Impact of heparin derivatives on platelet aggregation and secretion. (A,B) Representative traces showing platelet-tumor cell aggregation in response to MCF-7 cells. Platelets were preincubated for 30 min with (A) 100 µg/mL RO-heparin or (B) 100 µg/mL 2-O-desulfated heparin; (C) quantification of ATP release from MCF-7 cell stimulated platelets preincubated with 100 µg/mL RO-heparin or 100 µg/mL 2-O-desulfated heparin; (D,E) representative traces showing platelet-tumor cell aggregation in response to MCF-7 cells, platelets were preincubated with (D) 100 µg/mL hexasaccharide or (E) 100 µg/mL decasaccharide (n = 5); (F) quantification of ATP release from MCF-7 cell stimulated platelets preincubated with 100 µg/mL hexasaccharide or 100 µg/mL decasaccharide; (G) representative traces showing platelet-tumor cell aggregation in response to MCF-7 cells.
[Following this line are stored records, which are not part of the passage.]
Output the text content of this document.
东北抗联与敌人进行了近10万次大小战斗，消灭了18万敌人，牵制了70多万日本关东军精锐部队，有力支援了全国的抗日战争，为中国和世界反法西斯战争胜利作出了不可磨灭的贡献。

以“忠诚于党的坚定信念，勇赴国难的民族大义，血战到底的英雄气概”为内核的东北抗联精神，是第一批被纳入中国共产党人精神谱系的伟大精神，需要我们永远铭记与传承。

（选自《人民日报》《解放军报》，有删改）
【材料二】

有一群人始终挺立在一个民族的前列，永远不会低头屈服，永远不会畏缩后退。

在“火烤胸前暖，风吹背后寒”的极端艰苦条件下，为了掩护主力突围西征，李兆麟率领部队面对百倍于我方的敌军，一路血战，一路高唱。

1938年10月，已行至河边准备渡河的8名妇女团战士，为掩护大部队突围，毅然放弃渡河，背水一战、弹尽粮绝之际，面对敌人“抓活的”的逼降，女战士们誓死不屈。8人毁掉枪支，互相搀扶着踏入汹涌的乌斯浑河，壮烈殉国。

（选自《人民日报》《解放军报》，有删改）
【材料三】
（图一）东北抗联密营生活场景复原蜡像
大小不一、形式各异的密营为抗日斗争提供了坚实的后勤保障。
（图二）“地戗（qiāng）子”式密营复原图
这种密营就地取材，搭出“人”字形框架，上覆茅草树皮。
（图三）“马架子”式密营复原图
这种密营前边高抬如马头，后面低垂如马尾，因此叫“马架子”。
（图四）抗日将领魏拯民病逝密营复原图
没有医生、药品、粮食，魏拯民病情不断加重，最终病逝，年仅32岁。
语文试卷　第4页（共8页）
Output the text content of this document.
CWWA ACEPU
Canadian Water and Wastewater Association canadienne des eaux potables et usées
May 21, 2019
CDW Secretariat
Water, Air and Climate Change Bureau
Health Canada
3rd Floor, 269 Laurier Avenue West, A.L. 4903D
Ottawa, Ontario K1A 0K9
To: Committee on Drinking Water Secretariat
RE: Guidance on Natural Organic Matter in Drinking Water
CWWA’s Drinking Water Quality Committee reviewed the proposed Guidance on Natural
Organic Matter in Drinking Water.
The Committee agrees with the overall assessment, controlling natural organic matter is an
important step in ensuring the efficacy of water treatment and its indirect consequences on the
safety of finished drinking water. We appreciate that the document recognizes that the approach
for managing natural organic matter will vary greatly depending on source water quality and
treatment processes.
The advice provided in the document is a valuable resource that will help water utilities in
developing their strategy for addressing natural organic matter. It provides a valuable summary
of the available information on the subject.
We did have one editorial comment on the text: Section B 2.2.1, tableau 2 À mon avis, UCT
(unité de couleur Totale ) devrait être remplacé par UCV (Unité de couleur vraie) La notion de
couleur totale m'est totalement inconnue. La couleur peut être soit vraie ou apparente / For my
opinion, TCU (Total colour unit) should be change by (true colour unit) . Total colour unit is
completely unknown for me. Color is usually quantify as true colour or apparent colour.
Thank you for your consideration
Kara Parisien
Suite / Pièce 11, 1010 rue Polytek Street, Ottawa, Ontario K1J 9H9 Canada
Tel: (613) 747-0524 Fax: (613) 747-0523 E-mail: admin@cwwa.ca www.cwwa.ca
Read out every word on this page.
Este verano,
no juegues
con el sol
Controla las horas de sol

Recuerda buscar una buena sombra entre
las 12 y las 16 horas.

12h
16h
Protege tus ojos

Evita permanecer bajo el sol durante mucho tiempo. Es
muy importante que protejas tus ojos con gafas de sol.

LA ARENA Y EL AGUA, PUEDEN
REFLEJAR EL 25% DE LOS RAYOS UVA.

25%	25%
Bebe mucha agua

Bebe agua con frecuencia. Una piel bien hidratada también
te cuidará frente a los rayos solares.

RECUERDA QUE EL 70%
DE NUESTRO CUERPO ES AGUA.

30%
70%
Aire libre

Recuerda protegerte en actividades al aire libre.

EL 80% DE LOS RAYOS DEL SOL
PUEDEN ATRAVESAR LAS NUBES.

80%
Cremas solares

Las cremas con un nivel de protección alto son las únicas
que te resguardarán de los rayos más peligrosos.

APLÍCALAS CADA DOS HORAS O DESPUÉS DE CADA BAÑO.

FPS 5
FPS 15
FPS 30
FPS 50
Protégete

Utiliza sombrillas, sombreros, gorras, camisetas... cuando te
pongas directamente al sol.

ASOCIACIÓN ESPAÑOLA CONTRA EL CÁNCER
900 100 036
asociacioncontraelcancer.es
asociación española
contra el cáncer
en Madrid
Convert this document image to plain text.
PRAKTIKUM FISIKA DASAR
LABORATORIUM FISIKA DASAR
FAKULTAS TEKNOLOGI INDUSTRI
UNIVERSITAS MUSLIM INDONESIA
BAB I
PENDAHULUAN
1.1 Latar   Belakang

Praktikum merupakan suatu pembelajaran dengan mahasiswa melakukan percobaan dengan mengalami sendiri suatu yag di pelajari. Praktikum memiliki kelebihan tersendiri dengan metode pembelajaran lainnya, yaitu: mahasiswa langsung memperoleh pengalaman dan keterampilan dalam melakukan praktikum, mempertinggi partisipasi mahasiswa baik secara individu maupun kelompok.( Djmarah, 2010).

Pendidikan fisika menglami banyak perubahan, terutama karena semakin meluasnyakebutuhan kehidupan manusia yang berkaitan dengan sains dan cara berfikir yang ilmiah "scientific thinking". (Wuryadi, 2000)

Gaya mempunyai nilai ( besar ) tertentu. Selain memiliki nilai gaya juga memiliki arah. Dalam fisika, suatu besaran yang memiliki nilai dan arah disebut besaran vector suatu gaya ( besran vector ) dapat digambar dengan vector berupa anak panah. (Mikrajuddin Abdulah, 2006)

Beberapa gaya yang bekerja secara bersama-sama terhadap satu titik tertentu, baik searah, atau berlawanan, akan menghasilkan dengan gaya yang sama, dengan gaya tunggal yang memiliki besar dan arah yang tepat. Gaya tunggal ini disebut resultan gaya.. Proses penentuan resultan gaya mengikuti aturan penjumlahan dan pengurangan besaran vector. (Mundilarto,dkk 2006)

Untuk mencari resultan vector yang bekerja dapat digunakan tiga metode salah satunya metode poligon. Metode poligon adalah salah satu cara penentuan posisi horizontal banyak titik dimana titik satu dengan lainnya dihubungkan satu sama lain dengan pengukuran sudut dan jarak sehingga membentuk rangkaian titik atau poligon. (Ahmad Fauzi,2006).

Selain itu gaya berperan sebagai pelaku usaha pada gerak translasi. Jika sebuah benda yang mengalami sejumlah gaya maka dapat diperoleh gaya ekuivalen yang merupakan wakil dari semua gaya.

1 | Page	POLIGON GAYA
Tumor cells were preincubated with 1 µg/1000 cells recombinant human P-selectin (n = 5); (H) representative traces showing platelet-tumor cell aggregation in response to MCF-7 cells. Platelets were preincubated with 100 µg/mL P-selectin inhibitor (n = 5); (I) quantification of ATP release from MCF-7 cell (preincubated with 1 µg recombinant human P-selectin/1000 cells in some experiments) stimulated platelets preincubated with 100 µg/mL P-selectin inhibitor. *** p < 0.001 indicated statistical significance.